When St. Ambrose baptized Augustine in a pool of water in Milan in the late fourth century, the future bishop of Hippo went into the water naked. As was the tradition, he no doubt came to the font in burlap, stripped off his scratchy sackcloth, and stepped on the rough fabric. Then standing unclothed, unhidden, bare in the water, Augustine was at the moment of anticipation. We know from his Confessions that he’d done a fearless and searching moral inventory. He knew his shortcomings and was aware of the long game of achievement and personal gain his sinful self had played for his first thirty years. His now stripped desire for a will other than his own awaited the water and a word that changed everything.

Perhaps the contestants and their potential dates (and we as well) are also ready for another voice. This is the voice who speaks the words tov me’od, or waayy good, as God said in Genesis 1 when Creation is established. It’s the voice from the cross who declares “It is finished;” there’s no more perfecting or judging to be done. It’s the voice of the one who bids the burdened to let him take the onus of living from their shoulders. It’s the voice aimed at the grave on the Last Day that says “Rise up, sleeper.” It’s the gospel voice of the one who is pure good news himself.
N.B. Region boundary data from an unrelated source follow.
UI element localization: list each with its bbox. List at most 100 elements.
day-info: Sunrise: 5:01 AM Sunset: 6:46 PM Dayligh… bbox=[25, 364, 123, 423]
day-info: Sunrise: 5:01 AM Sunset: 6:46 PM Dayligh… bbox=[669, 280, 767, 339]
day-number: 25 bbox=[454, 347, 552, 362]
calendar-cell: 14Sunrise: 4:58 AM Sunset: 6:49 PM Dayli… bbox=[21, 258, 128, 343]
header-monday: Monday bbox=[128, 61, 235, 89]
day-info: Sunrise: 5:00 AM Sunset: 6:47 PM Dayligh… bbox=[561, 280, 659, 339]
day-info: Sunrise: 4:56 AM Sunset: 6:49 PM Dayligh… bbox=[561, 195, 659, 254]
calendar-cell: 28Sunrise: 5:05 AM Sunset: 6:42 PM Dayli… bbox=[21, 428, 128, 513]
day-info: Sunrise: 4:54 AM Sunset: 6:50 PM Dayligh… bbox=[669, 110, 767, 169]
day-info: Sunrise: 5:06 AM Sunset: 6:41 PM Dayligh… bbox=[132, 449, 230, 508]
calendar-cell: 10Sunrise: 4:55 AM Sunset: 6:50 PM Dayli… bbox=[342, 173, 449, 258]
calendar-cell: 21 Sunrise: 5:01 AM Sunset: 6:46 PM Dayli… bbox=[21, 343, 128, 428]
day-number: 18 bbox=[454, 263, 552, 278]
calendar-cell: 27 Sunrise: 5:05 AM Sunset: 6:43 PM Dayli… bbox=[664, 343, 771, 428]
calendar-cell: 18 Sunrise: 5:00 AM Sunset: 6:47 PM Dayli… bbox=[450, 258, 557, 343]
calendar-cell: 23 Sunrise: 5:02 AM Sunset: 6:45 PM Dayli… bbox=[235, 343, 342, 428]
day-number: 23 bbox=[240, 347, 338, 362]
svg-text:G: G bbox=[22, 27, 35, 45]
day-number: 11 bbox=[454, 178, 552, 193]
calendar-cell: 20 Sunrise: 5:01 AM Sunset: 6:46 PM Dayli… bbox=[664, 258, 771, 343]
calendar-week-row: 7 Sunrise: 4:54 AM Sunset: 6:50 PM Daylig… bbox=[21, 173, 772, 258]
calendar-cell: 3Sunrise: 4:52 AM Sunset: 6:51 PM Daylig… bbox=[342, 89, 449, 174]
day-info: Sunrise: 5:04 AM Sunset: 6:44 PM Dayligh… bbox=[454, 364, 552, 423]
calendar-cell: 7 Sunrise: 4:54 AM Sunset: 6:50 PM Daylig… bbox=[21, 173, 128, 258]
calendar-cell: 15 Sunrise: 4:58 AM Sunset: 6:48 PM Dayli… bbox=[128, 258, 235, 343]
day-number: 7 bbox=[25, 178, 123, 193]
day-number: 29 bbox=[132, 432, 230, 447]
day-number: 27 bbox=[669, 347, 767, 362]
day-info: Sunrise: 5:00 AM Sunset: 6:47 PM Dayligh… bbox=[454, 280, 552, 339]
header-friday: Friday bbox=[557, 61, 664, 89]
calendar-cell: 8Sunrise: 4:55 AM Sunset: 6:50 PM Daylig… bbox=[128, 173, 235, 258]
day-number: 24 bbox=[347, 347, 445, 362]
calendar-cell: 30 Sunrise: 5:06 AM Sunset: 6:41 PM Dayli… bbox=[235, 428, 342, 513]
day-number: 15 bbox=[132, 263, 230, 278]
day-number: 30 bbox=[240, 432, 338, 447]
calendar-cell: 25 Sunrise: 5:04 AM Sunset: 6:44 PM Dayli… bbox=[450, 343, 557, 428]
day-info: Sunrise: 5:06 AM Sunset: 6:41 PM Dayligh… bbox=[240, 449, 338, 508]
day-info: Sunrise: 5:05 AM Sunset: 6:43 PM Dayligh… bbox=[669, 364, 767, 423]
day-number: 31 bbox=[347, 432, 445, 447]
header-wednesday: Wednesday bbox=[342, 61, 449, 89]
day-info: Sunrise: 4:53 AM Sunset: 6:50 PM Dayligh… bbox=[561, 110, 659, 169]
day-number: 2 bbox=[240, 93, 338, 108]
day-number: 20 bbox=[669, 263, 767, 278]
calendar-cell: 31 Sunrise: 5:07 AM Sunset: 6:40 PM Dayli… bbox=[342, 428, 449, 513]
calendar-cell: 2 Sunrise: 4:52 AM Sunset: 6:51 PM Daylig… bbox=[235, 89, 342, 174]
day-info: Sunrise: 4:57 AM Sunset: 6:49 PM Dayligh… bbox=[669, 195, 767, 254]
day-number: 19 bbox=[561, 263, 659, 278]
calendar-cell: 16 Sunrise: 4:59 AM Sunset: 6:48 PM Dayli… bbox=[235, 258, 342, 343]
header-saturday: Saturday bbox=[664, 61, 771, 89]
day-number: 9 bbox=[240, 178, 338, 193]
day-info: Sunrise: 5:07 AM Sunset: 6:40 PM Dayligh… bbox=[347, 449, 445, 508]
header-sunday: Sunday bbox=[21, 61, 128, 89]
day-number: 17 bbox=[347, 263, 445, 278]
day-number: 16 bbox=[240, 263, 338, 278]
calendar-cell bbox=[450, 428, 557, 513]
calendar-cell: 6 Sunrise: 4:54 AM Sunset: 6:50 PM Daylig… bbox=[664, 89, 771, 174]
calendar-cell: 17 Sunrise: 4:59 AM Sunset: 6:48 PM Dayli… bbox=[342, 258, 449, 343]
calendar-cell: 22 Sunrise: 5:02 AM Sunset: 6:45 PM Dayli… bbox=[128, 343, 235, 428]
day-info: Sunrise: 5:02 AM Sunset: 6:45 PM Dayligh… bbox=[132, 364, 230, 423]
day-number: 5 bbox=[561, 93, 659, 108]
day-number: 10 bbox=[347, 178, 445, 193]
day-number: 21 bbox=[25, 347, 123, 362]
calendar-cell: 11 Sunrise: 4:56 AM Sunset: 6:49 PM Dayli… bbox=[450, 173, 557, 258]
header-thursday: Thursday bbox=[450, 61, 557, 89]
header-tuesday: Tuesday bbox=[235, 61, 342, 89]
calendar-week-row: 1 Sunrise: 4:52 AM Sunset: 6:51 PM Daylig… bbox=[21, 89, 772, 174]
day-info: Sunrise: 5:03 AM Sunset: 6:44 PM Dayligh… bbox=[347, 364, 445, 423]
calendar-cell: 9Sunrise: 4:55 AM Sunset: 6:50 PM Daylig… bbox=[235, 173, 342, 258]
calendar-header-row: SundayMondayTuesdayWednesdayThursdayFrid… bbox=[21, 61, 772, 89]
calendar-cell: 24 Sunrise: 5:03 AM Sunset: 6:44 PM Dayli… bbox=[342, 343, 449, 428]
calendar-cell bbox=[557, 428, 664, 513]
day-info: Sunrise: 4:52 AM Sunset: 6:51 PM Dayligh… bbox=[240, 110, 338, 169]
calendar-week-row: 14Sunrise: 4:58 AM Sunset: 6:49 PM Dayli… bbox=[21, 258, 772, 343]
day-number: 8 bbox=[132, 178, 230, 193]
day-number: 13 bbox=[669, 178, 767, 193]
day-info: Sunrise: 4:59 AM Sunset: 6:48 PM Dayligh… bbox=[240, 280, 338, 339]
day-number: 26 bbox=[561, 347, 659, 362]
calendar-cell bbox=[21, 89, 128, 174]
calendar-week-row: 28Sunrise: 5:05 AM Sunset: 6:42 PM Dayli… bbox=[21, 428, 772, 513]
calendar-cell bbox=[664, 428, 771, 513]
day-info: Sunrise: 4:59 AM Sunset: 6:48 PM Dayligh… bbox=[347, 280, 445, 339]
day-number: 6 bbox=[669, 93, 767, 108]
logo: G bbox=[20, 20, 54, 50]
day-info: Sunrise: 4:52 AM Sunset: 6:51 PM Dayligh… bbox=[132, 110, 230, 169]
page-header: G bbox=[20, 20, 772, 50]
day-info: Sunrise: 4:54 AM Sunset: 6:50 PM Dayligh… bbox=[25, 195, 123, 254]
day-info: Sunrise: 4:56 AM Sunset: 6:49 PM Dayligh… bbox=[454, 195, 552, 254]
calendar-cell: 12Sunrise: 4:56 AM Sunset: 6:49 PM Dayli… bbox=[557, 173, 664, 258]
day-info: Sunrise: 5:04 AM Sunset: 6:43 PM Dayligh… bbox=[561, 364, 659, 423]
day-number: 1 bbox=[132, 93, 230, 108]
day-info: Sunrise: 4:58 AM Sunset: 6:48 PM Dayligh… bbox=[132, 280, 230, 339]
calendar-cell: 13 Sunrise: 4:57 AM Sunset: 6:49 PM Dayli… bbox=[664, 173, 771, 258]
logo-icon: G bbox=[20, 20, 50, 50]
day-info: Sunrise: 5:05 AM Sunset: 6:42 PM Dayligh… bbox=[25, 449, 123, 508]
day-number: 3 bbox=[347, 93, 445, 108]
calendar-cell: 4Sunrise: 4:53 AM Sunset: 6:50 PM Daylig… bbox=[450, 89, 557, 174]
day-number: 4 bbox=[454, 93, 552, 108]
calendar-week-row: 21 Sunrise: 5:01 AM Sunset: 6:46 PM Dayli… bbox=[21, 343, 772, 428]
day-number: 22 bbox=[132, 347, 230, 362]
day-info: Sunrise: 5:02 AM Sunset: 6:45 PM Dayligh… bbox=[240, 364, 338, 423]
At that voice, the attraction of our naked sin is silenced. Paul reminds us that we have put on Christ. In the end that’s what I saw in a Minnesota church narthex. Looking at all those people with their variety of bodies, their panoply of histories, their own deepest flaws and hidden regrets, I was wowed that they, too, had known something akin to a failed Naked Attraction contestant’s rejection for not measuring up. But they had heard another’s voice speaking his lambs’ names. They recognized him and had come to that transitory moment and that specific place to be clothed again in Jesus’ righteousness, in the Spirit’s joy, and the Father’s endless “Yes.”

When a Naked Attraction rejectee leaves the studio, our final look at them is always clothed. They always look better, and clothed in Christ, so do you.